Anwälte gegen Asylpaket II: Vorwiegend im Ausländerrecht tätige Anwälte haben in einem "Brandbrief" an Bundesjustizminister Heiko Maas (SPD) im sogenannten Asylpaket II vorgesehene Maßnahmen scharf kritisiert. So verletze die erleichterte Abschiebung auch von Kranken deren Grundrecht auf Leben und körperliche Unversehrtheit, berichtet lto.de zum Schreiben. Zudem sei etwa im Strafrecht bereits jetzt ein verschärftes Klima gegenüber Migranten festzustellen.
Asylverfahren: Kritik an den als Teil des zweiten Asylpakets vorgesehenen beschleunigten Asylverfahren, die innerhalb einer Woche abgeschlossen werden sollen, hält Christian Rath (taz.de) in einem Kommentar praktische Bedenken entgegen. Die durchschnittliche Bearbeitungsdauer eines Asylantrags betrage aktuell fünf Monate. Zielführender sei eine verbesserte Organisation des Verfahrens, durch die Hilfsorganisationen Flüchtlingen effektiv zur Seite stehen und dann gegebenenfalls ein "entschleunigtes" Verfahren verlangen können.
Aufnahmelager für Flüchtlinge: Rechtsprofessorin Anna Lübbe untersucht auf verfassungsblog.de Vorschläge zur Unterbringung von Flüchtlingen in außereuropäischen Aufnahmelagern auf ihre rechtliche und praktische Handhabbarkeit.
Obergrenze: Eine von der SZ (Stefan Ulrich) unternommene rechtliche Analyse der jüngsten Entscheidung Österreichs, eine Obergrenze für die Aufnahme von Flüchtlingen einzuführen, kommt zu dem Ergebnis, dass die Maßnahme insoweit zulässig ist, als sie sich auf Flüchtlinge bezieht, die nach den Dublin-Regeln abgewiesen werden könnten.
Steuervermeidung: Mit zwei in der kommenden Woche vorgestellten Richtlinienentwürfen will EU-Steuerkommissar Pierre Moscovici steuervermeidende Praktiken von Unternehmen verhindern. Wie das HBl (Ruth Berschens) berichtet, sollten dabei in Umsetzung eines OECD-Aktionsplans etwa die Informationspflichten gegenüber Finanzämtern erhöht werden.

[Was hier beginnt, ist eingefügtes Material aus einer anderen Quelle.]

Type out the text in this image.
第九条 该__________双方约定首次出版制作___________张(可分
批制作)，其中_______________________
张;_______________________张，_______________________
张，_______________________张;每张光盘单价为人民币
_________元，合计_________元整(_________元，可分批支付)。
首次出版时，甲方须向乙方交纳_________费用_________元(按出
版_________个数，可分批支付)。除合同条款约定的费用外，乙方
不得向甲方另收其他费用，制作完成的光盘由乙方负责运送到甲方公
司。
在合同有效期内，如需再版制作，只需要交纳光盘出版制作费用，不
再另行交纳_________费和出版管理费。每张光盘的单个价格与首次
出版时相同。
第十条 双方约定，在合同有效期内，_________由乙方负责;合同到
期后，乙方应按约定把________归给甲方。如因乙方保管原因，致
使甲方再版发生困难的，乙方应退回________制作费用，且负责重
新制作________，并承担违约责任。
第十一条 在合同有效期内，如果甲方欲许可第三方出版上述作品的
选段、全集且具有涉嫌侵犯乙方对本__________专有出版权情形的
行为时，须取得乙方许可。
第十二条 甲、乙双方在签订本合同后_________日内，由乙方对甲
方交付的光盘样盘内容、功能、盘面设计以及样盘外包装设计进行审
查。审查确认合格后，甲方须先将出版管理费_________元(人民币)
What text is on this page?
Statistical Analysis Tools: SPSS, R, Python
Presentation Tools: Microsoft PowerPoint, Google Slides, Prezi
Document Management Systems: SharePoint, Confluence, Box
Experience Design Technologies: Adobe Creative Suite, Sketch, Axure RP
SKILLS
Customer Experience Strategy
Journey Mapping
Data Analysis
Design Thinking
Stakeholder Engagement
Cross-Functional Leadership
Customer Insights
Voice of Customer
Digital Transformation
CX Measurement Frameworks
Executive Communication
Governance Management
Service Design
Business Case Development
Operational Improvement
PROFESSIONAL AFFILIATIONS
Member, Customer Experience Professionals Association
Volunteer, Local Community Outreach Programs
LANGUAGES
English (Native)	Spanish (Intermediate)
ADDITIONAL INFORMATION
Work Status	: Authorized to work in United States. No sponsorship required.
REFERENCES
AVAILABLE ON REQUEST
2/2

Bei der Verlagerung von Betriebsteilen in Länder mit niedrigeren Steuersätzen würde eine Exit-Steuer anfallen.
Justiz
EGMR zu E-Mails am Arbeitsplatz: Nachdem der Europäische Gerichtshof für Menschenrechte in der vergangenen Woche die Kündigung eines rumänischen Arbeitnehmers wegen privater Internetkommunikation am Arbeitsplatz für rechtmäßig erachtet hatte, untersucht die SZ (Catrin Gesellensetter) Auswirkungen für deutsche Arbeitnehmer.
BVerfG zu Vaterschaftsanfechtung: Die Mutter eines verstorbenen Sohnes hat keinen grundrechtlich begründeten Anspruch darauf, die von dem mittlerweile Toten angestoßene Vaterschaftsanfechtung selbst fortzusetzen. In einem Beschluss vom November führte das Bundesverfassungsgericht aus, dass aus dem besonderen Schutz familiärer Bindungen im Umkehrschluss kein Recht auf Feststellung des Nichtbestehens der Verwandtschaft folge. lto.de berichtet.
BGH zu Besetzungsrüge: Der Vorsitz des 5. Strafsenat des Bundesgerichtshofs ist seit dem Ausscheiden Clemens Basdorfs im November 2014 vakant, ein Beschluss des Verwaltungsgerichtshofs Baden-Württemberg vom August des vergangenen Jahres ordnete eine neue Auswahlentscheidung an. Dieser Zustand berührt die ordnungsgemäße Besetzung des Senats jedoch nicht, wie ein BGH-Beschluss vom November, auf den blog.burhoff.de (Detlef Burhoff) hinweist, klarstellt.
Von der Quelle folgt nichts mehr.